= Academia Mexicana de la Historia =

National academy for promotion of historical studies in Mexico

The Academia Mexicana de la Historia (Mexican Academy of History, also known by the acronym AMH), is a national academy in Mexico, which promotes history in Mexico.

==History==
While Antonio López de Santa Anna issued mandates to establish a Mexican national academy for history in 1835 and 1854, the first successful attempt to establish the academy began during the revolutionary period. Discussions began while Victoriano Huerta was still in power, the academia was finally established in 1919, after Venustiano Carranza assumed the presidency of Mexico.

The purpose of the academy is to promote historical studies within Mexico, conduct research into all aspects of the history of Mexico, and to contribute towards the preservation of the national cultural heritage. It is a correspondent academy to the Real Academia de la Historia in Madrid, the equivalent national academy of history in Spain.
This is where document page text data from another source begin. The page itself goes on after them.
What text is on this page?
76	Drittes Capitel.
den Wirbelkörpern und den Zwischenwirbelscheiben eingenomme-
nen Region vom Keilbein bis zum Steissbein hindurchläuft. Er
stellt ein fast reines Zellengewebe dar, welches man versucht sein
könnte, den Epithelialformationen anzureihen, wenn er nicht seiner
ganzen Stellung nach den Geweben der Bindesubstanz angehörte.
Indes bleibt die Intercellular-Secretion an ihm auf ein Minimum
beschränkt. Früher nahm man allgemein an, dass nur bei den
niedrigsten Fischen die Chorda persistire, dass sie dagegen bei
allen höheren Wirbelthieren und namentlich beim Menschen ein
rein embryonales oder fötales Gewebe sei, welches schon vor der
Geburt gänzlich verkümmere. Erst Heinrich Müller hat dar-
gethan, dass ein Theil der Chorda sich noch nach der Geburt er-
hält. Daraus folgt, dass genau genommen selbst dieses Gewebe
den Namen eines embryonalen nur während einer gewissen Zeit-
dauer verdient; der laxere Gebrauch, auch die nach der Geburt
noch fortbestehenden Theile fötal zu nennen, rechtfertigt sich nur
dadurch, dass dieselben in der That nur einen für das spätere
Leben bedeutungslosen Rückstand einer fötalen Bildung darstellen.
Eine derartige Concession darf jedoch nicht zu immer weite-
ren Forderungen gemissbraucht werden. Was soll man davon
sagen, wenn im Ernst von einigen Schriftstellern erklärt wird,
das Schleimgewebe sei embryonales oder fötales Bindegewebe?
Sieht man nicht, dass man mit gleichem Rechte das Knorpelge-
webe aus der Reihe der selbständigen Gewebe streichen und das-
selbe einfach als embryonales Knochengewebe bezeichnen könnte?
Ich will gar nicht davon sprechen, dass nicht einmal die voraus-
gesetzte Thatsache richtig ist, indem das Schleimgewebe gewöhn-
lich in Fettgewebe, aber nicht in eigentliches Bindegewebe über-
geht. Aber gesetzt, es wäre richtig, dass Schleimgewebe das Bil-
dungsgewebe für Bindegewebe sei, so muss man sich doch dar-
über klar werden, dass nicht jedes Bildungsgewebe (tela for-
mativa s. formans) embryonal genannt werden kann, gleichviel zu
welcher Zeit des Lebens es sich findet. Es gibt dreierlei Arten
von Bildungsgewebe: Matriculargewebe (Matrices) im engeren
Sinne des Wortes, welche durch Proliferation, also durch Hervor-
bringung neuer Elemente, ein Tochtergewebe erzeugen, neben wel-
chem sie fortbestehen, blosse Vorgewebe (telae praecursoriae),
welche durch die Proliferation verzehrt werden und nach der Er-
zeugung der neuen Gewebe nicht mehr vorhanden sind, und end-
The AMH was formally constituted on September 12, 1919, after several previous attempts to form such a body had not come to fruition. Originally the AMH was established with 24 positions or numbered chairs (sillones de número) for full members (académicos de número). In 1990 this number was increased to 30, made up of 22 members resident in Mexico City (miembros residentes) and 8 external members from the Mexican states (miembros foráneos). In addition, there are a number of correspondent members (corresponsales) from both within Mexico (corresponsales nacionales) and from other countries (corresponsales extranjeros).